In deze zaak heeft de Centrale Raad van Beroep op 6 november 2018 uitspraak gedaan in hoger beroep tegen een eerdere uitspraak van de rechtbank Oost-Brabant. De appellant, die sinds 23 mei 2013 bijstand ontving op basis van de Participatiewet, had een kamer gehuurd op een uitkeringsadres. Na een controle door het Peelland Interventie Team (PIT) op 18 november 2016, waarbij appellant niet werd aangetroffen, heeft het college van burgemeester en wethouders van Helmond de bijstand van appellant met terugwerkende kracht ingetrokken. Het college stelde dat appellant zijn hoofdverblijf niet op het uitkeringsadres had en dat hij dit niet had gemeld.
De Raad heeft vastgesteld dat de onderzoeksbevindingen van de PIT controle onvoldoende feitelijke grondslag bieden voor het standpunt van het college.
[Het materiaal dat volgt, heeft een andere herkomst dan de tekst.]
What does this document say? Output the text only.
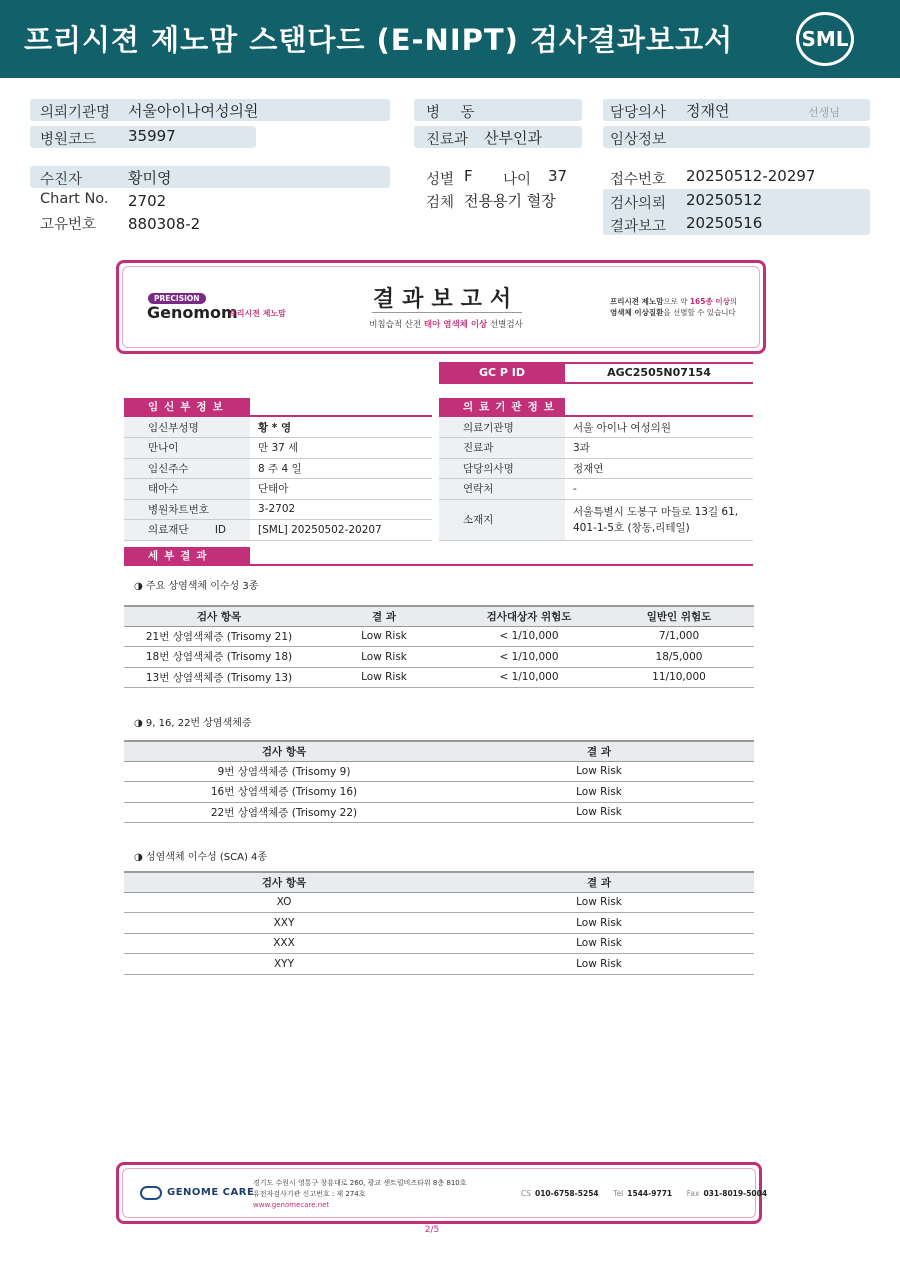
프리시젼 제노맘 스탠다드 (E-NIPT) 검사결과보고서	SML
의뢰기관명 서울아이나여성의원
병원코드 35997
병 동
진료과 산부인과
담당의사 정재연	선생님
임상정보
수진자	황미영
Chart No. 2702
고유번호 880308-2
성별 F 나이 37
검체 전용용기 혈장
접수번호 20250512-20297
검사의뢰 20250512
결과보고 20250516
PRECISION
Genomom
프리시젼 제노맘
결과보고서
비침습적 산전 태아 염색체 이상 선별검사
프리시젼 제노맘으로 약 165종 이상의
염색체 이상질환을 선별할 수 있습니다
GC P ID	AGC2505N07154
임신부정보
임신부성명	황 * 영
만나이	만 37 세
임신주수	8 주 4 일
태아수	단태아
병원차트번호	3-2702
의료재단 ID	[SML] 20250502-20207
의료기관정보
의료기관명	서울 아이나 여성의원
진료과	3과
담당의사명	정재연
연락처	-
소재지	서울특별시 도봉구 마들로 13길 61, 401-1-5호 (창동,리테일)
세부결과
◑ 주요 상염색체 이수성 3종
검사 항목	결 과	검사대상자 위험도	일반인 위험도
21번 상염색체증 (Trisomy 21)	Low Risk	< 1/10,000	7/1,000
18번 상염색체증 (Trisomy 18)	Low Risk	< 1/10,000	18/5,000
13번 상염색체증 (Trisomy 13)	Low Risk	< 1/10,000	11/10,000
◑ 9, 16, 22번 상염색체증
검사 항목	결 과
9번 상염색체증 (Trisomy 9)	Low Risk
16번 상염색체증 (Trisomy 16)	Low Risk
22번 상염색체증 (Trisomy 22)	Low Risk
◑ 성염색체 이수성 (SCA) 4종
검사 항목	결 과
XO	Low Risk
XXY	Low Risk
XXX	Low Risk
XYY	Low Risk
GENOME CARE
경기도 수원시 영통구 창룡대로 260, 광교 센트럴비즈타워 8층 810호
유전자검사기관 신고번호 : 제 274호
www.genomecare.net
CS 010-6758-5254 Tel 1544-9771 Fax 031-8019-5004
2/5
De controle was niet specifiek gericht op het hoofdverblijf van appellant en er waren geen concrete feiten die de conclusie ondersteunden dat appellant niet op het uitkeringsadres woonde. De Raad oordeelde dat het college onvoldoende onderzoek had gedaan naar de feitelijke woonsituatie van appellant en dat het besluit tot intrekking van de bijstand op onzorgvuldig onderzoek berustte.
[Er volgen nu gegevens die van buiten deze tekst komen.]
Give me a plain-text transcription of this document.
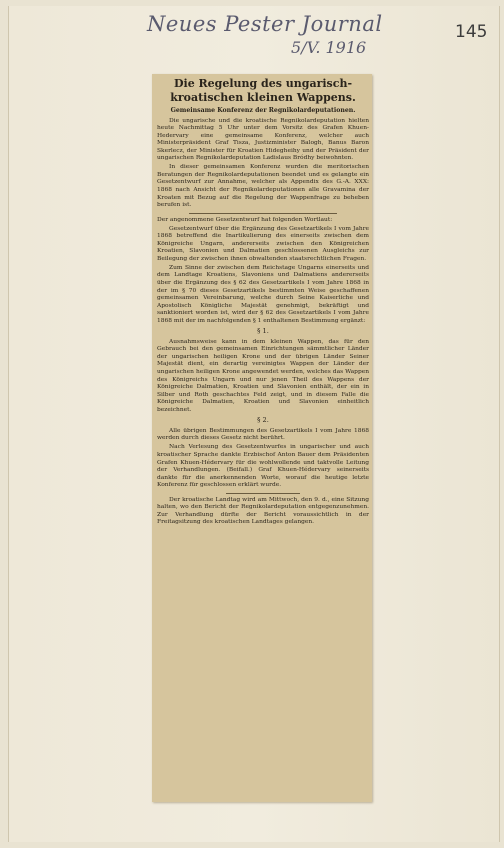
Neues Pester Journal
5/V. 1916
145
Die Regelung des ungarisch-kroatischen kleinen Wappens.
Gemeinsame Konferenz der Regnikolardeputationen.

Die ungarische und die kroatische Regnikolardeputation hielten heute Nachmittag 5 Uhr unter dem Vorsitz des Grafen Khuen-Hedervary eine gemeinsame Konferenz, welcher auch Ministerpräsident Graf Tisza, Justizminister Balogh, Banus Baron Skerlecz, der Minister für Kroatien Hidegheihy und der Präsident der ungarischen Regnikolardeputation Ladislaus Bródhy beiwohnten.

In dieser gemeinsamen Konferenz wurden die meritorischen Beratungen der Regnikolardeputationen beendet und es gelangte ein Gesetzentwurf zur Annahme, welcher als Appendix des G.-A. XXX: 1868 nach Ansicht der Regnikolardeputationen alle Gravamina der Kroaten mit Bezug auf die Regelung der Wappenfrage zu beheben berufen ist.

Der angenommene Gesetzentwurf hat folgenden Wortlaut:

Gesetzentwurf über die Ergänzung des Gesetzartikels I vom Jahre 1868 betreffend die Inartikulierung des einerseits zwischen dem Königreiche Ungarn, andererseits zwischen den Königreichen Kroatien, Slavonien und Dalmatien geschlossenen Ausgleichs zur Beilegung der zwischen ihnen obwaltenden staatsrechtlichen Fragen.

Zum Sinne der zwischen dem Reichstage Ungarns einerseits und dem Landtage Kroatiens, Slavoniens und Dalmatiens andererseits über die Ergänzung des § 62 des Gesetzartikels I vom Jahre 1868 in der im § 70 dieses Gesetzartikels bestimmten Weise geschaffenen gemeinsamen Vereinbarung, welche durch Seine Kaiserliche und Apostolisch Königliche Majestät genehmigt, bekräftigt und sanktioniert worden ist, wird der § 62 des Gesetzartikels I vom Jahre 1868 mit der im nachfolgenden § 1 enthaltenen Bestimmung ergänzt:

§ 1.

Ausnahmsweise kann in dem kleinen Wappen, das für den Gebrauch bei den gemeinsamen Einrichtungen sämmtlicher Länder der ungarischen heiligen Krone und der übrigen Länder Seiner Majestät dient, ein derartig vereinigtes Wappen der Länder der ungarischen heiligen Krone angewendet werden, welches das Wappen des Königreichs Ungarn und nur jenen Theil des Wappens der Königreiche Dalmatien, Kroatien und Slavonien enthält, der ein in Silber und Roth geschachtes Feld zeigt, und in diesem Falle die Königreiche Dalmatien, Kroatien und Slavonien einheitlich bezeichnet.

§ 2.

Alle übrigen Bestimmungen des Gesetzartikels I vom Jahre 1868 werden durch dieses Gesetz nicht berührt.

Nach Verlesung des Gesetzentwurfes in ungarischer und auch kroatischer Sprache dankte Erzbischof Anton Bauer dem Präsidenten Grafen Khuen-Hédervary für die wohlwollende und taktvolle Leitung der Verhandlungen. (Beifall.) Graf Khuen-Hédervary seinerseits dankte für die anerkennenden Worte, worauf die heutige letzte Konferenz für geschlossen erklärt wurde.

Der kroatische Landtag wird am Mittwoch, den 9. d., eine Sitzung halten, wo den Bericht der Regnikolardeputation entgegenzunehmen. Zur Verhandlung dürfte der Bericht voraussichtlich in der Freitagsitzung des kroatischen Landtages gelangen.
De Raad heeft het bestreden besluit vernietigd en het college veroordeeld tot vergoeding van de wettelijke rente aan appellant. Tevens is het college veroordeeld in de kosten van appellant, die in totaal € 3.006,- bedragen voor verleende rechtsbijstand. De uitspraak benadrukt het belang van zorgvuldigheid en de verplichting van het college om voldoende bewijs te leveren bij besluiten die belastend zijn voor de betrokkene.